Andrew Jackson had received the largest number of votes, the largest number of electoral votes and carried the most states in 1824, but failed to gain a majority. The House of Representatives elected John Quincy Adams as President instead. When Jackson was elected in 1828, he felt rancor toward his opponents for keeping him from being chosen President in 1824. Jackson was a populist, and even though the Bank was popular because the economy was growing as a result of its sound-money policies, Jackson opposed the BUS as unconstitutional, corrupt and a danger to American liberties. In Jackson’s mind, the BUS was at the center of the class warfare of the 1830s which pitted “farmers, mechanics and laborers” against the “rich and powerful,” in words that seem reminiscent of Occupy Wall Street’s opposition to the 1%.

Jackson’s opposition to the BUS led to the “Bank War” between Jackson and Biddle over the rechartering of the Second BUS. The recharter of the Second BUS became the focal point of the 1832 election.
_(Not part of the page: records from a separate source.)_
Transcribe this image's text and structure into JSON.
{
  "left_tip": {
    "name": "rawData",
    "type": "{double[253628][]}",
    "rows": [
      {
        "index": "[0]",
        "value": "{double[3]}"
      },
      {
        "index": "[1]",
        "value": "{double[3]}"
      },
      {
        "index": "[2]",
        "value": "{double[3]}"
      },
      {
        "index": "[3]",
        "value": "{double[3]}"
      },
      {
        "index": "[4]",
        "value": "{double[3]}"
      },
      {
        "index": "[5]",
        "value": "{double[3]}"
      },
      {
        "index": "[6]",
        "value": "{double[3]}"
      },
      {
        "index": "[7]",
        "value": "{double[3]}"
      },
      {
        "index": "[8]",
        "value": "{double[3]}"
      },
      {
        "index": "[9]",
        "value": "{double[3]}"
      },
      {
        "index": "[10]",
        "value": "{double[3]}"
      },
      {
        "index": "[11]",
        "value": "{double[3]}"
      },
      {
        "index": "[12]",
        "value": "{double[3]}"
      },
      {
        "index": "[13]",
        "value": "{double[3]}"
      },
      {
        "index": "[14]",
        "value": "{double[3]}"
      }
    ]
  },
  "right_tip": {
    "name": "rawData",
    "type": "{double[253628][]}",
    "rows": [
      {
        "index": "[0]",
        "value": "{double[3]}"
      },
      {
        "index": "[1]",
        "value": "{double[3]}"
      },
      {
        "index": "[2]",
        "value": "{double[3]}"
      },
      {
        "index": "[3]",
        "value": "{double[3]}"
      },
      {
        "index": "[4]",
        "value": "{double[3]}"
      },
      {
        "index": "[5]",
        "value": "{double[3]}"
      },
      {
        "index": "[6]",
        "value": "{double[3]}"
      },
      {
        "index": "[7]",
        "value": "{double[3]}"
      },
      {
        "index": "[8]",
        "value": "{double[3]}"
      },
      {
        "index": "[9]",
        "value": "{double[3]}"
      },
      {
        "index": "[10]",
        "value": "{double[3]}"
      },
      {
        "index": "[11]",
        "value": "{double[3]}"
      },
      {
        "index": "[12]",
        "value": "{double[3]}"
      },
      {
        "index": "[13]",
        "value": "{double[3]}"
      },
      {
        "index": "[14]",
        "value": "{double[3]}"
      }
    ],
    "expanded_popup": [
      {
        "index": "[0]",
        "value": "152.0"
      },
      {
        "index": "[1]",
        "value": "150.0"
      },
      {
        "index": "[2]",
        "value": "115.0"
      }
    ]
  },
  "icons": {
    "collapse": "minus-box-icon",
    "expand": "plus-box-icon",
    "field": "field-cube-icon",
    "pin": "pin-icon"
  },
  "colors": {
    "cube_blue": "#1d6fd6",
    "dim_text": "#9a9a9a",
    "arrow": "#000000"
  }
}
Pro-bank forces tried to get a vote on the charter prior to the 1832 election to discourage a Presidential veto, but anti-bank forces delayed the vote until after the election when Jackson vetoed the recharter, and which Congress failed to override.

One of Jackson’s first actions after re-election was to remove all government deposits from the Bank of the United States and spread them out among state-chartered banks, crippling the second BUS. Biddle counterattacked by contracting bank credit, but this led to a financial downturn which only added to opposition against the BUS. Business leaders in American financial centers became convinced that Biddle’s war on Jackson was more destructive than Jackson’s war on the Bank. When the Second BUS’s charter expired in 1836, the bank rechartered as a Pennsylvania private corporation. In 1839, the bank suspended payments, and it went into liquidation in 1841. As was true of the first BUS, the bank was born of politics and died of politics. Andrew Jackson won the bank war, and the BUS charter lapsed in 1836. At one point during the Bank War, Jackson had offered to charter a new bank if it were publically owned, and it did not compete with state-chartered banks by issuing commercial loans. Although Jackson’s version of a Central Bank never came into existence, when the Federal Reserve was chartered in 1913, Jackson had his way at last because the Federal Reserve is 100% owned by the government, does not compete with commercial banks, and to avoid the political battles over rechartering, the charter for the Federal Reserve is perpetual.